In the first two dreams, she is confronted by bears, which represent the primal mothering power that will defend us from danger.  The bear teaches us how to combine intuition with instinct.  In the third dream, she goes back to her father’s house and reclaims the feminine powers of love and sexuality and rescues a kitten from drowning.  
Dream 1:
I am in the basement of my Mom’s house going through boxes looking for something.  All of a sudden this great big brown bear is there.  Its lips are moving like it is talking but I cannot remember what it was saying.  I think it is mad at me and wants to eat me!  So I run all over the house trying to get away.  But it keeps pursuing me.  Every time I think I’ve gotten away, there it is, back again.  I run out of the house and around the back.  I manage to slip back into the house and lock her outside.  She is banging at the door to get in.  I turn to run, but there she is in front of me.  Her lips are moving but I cannot make out what she is saying.  I get really scared and wake up.

Dream 2:
I find myself outside this house in my old neighborhood.  I remember thinking “I always wanted to see the inside of this house”.  The next thing I know, I’m inside.  There are a bunch of women around the kitchen table, looks like many generations of the family: grandmother, mother, daughter.  I tell them I’m sorry to intrude, but I always wanted to see the house.  The “mother” says it’s OK, I can look around as much as I want to.  I look around and stop at this door.  I open it, and there is a stairway leading down.  As I go down, a man riding a brown bear crosses by the bottom of the stairs.  He is riding it like a horse.  Then they come back to the stairs.  The bear throws the man off and comes up the stairs after me.  She is trying to talk to me.  But I get scared and run back up the stairs.  I have no idea what she was trying to say.

Dream 3:
I am crossing the street near my grandmother’s house.  I am quite thin and very scantily dressed and blonde.  Next thing I know, I am in my dad’s house.  I think the goal was to get it ready for my sister and her husband.  I remember being in the front bedroom. It is painted a golden yellow.
. . .  I go next door to my Mom’s house.     On the way in, I decided to check the mail.  The mailbox is stuffed - there are all these cards.  Christmas cards I think, in natural/tan colored envelopes.  Some are ones I have sent out and others are ones addressed to me. There is an endless supply of them.   The mailbox remains stuffed no matter how many I pull out.  Like they keep replenishing themselves.
Next, I am in a white bathroom (not one I recognize) and the shower is running.  I am in a white tank top and undies.  I hear this little voice coming from the shower.  When I pull the curtain back, there is a small gray cat/kitten in there.  The poor thing is soaked. It is asking me to help it out of the shower because it can’t seem to get out on its own. I help it out and it thanks me.  Then I wake up.

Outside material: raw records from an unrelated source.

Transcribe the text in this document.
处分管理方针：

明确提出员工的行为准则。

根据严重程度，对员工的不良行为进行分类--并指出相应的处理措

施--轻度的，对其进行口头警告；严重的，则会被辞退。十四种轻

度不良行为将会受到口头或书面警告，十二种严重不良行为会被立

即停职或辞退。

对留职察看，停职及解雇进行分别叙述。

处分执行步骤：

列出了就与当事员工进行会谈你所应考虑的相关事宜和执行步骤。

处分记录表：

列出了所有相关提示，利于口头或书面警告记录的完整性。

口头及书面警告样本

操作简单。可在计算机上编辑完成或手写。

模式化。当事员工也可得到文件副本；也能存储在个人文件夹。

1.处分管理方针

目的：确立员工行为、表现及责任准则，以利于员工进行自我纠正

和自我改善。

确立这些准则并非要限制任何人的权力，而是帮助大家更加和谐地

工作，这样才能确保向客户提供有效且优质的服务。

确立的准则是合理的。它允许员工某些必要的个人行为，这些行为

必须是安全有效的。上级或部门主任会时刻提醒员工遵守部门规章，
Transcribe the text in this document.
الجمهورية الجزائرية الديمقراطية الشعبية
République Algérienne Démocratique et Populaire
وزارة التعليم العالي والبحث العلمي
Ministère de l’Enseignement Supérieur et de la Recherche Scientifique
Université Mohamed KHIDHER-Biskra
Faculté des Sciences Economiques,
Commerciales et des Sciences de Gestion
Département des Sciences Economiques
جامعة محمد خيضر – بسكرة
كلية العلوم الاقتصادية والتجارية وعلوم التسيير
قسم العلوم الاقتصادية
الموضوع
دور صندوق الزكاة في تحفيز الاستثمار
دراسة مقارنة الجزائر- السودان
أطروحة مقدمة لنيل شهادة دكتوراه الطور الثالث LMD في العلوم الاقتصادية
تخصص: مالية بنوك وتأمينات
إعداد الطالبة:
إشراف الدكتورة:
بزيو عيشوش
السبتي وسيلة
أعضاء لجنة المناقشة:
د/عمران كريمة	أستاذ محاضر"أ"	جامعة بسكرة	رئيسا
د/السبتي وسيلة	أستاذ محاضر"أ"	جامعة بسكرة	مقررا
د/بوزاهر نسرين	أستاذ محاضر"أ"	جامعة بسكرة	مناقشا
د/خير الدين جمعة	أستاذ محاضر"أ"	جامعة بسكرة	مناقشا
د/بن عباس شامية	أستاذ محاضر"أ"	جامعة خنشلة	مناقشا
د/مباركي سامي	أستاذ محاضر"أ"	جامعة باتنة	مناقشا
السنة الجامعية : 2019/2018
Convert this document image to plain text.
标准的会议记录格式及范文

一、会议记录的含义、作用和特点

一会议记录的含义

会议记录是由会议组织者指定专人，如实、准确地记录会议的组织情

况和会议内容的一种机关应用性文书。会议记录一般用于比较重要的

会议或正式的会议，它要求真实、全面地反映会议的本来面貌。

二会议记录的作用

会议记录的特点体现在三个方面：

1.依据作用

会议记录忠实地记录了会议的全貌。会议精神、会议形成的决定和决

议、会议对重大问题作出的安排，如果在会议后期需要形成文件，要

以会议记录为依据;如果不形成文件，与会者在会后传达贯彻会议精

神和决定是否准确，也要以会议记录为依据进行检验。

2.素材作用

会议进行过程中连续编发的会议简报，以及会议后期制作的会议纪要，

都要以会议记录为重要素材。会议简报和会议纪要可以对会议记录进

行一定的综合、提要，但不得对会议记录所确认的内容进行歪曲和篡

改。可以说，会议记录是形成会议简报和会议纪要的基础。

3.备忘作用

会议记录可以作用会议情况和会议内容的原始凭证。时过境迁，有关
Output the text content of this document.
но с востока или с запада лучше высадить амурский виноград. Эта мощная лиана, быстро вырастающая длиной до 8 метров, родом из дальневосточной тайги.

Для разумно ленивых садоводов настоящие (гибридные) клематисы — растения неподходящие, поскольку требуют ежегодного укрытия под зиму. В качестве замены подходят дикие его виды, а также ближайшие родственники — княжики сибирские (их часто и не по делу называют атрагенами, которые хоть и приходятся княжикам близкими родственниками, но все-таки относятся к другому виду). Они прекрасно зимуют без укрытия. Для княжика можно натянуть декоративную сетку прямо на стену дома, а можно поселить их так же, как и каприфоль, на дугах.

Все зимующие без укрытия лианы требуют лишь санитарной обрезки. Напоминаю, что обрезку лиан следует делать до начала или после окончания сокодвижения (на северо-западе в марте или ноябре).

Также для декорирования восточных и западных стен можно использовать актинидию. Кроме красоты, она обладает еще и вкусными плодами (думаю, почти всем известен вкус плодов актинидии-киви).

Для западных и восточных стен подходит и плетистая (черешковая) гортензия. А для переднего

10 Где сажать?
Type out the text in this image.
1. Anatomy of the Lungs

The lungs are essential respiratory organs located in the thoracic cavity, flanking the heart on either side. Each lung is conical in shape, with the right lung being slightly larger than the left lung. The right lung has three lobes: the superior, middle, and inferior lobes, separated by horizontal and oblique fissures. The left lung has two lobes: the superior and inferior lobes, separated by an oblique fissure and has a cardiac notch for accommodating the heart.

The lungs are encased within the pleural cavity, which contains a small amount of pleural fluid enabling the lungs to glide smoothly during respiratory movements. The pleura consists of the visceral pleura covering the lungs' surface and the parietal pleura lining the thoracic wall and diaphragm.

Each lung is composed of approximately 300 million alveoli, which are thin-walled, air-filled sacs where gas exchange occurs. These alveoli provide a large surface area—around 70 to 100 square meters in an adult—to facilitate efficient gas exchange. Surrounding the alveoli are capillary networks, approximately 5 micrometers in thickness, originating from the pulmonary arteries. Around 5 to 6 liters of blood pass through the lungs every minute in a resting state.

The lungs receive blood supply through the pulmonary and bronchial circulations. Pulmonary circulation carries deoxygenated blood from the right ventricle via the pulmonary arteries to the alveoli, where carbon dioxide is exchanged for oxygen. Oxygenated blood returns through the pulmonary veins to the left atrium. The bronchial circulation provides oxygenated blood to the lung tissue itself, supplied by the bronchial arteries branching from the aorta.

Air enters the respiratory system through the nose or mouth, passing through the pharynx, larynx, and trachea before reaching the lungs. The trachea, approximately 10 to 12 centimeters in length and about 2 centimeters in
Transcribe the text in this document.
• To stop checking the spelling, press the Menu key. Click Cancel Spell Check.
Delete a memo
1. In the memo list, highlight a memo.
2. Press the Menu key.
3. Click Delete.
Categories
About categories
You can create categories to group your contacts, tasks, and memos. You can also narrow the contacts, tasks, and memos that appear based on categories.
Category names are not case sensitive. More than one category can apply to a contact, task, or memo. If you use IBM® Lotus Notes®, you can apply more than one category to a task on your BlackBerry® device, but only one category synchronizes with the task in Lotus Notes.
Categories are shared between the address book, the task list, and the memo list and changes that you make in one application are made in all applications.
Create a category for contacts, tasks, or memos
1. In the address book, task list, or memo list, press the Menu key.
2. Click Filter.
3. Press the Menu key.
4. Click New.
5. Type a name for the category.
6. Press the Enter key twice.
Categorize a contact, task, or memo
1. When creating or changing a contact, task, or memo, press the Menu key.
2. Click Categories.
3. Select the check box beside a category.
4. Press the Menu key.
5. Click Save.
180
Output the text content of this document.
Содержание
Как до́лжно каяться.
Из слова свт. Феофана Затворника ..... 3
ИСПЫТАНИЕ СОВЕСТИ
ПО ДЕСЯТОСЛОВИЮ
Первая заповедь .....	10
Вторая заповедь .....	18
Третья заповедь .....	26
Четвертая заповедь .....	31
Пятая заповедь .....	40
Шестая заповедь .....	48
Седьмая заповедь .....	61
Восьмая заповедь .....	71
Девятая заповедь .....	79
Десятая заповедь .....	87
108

This young woman is in the process of reclaiming her feminine power as she gets back into her body and her sexuality.  She must go to both the inner mother and inner father to reclaim them, and it is there that her instincts speak to her.  She has learned to stay true to herself and accept her needs and desires, and in standing up for herself, she is finding the self-confidence to ask for the love she so richly deserves.   These archetypal energies are available to take us through our personal transformations if we are willing to do the hard work of becoming conscious and working with them.
In wearing the mantle of furs, Allerleirauh follows the demands of her role as princess and future queen.  We often think that being a princess entails nothing more than the rank and privilege and prestige of being royal.  True princesses have to learn their duty to their people.  They have the responsibility and duty to live their lives for their people, to heal the land and to solve the pressing problems of the culture.  To be royal means that one is the mediator between the people of the tribe or country and God or Great Spirit.  The king and queen are the channels of life for the land.  If they do not fulfill their function, the land dies.   Since we live in a democracy, that prerogative now becomes the responsibility of each person, for on a spiritual level we each have the potential to live out our 'royal' nature.
To wear the mantle of furs, then, is the princess’ task, and she has to reclaim on an instinctual level the wisdom of the body and what it has to say about being human and knowing our place in the cosmos.  Psychologically, it is through what Jung calls our inferior function that we begin to connect with our new potentials.  Jung distinguished four different functions: thinking and feeling, sensation and intuition.  Usually, people favor and develop one function more than the others.  Jung felt that it was possible to develop three of the main functions fairly well.  The fourth function, called the inferior function, remains outside the ego's total control, and it is this more undeveloped, child-like quality that allows spirit to become the bridge for new potentials and promises of new life.24
            The fur mantle is that part of life which has been repressed, rejected, or just undeveloped, but which can bring new life into a situation, a culture, or an individual life.  We can say the same about our re-awakening awareness of our bodies.  Through yoga techniques, holistic healing, and natural herbal remedies, as well as new attitudes towards health and sexuality, we are beginning to reclaim a knowledge of our bodies that was lost to us for many centuries.  As we work hard to reconnect with our own bodies and our instinctual life, it is like living in this fur mantle.

Listening to our body and sorting out its messages can take a while.  Instead of worrying about some part of your body that isn’t ‘feeling’ right, go into that part of your body and ask it for an image.  This image can help you understand what is really going on.  Perhaps you need to get up and move and stretch. The body wants you to listen.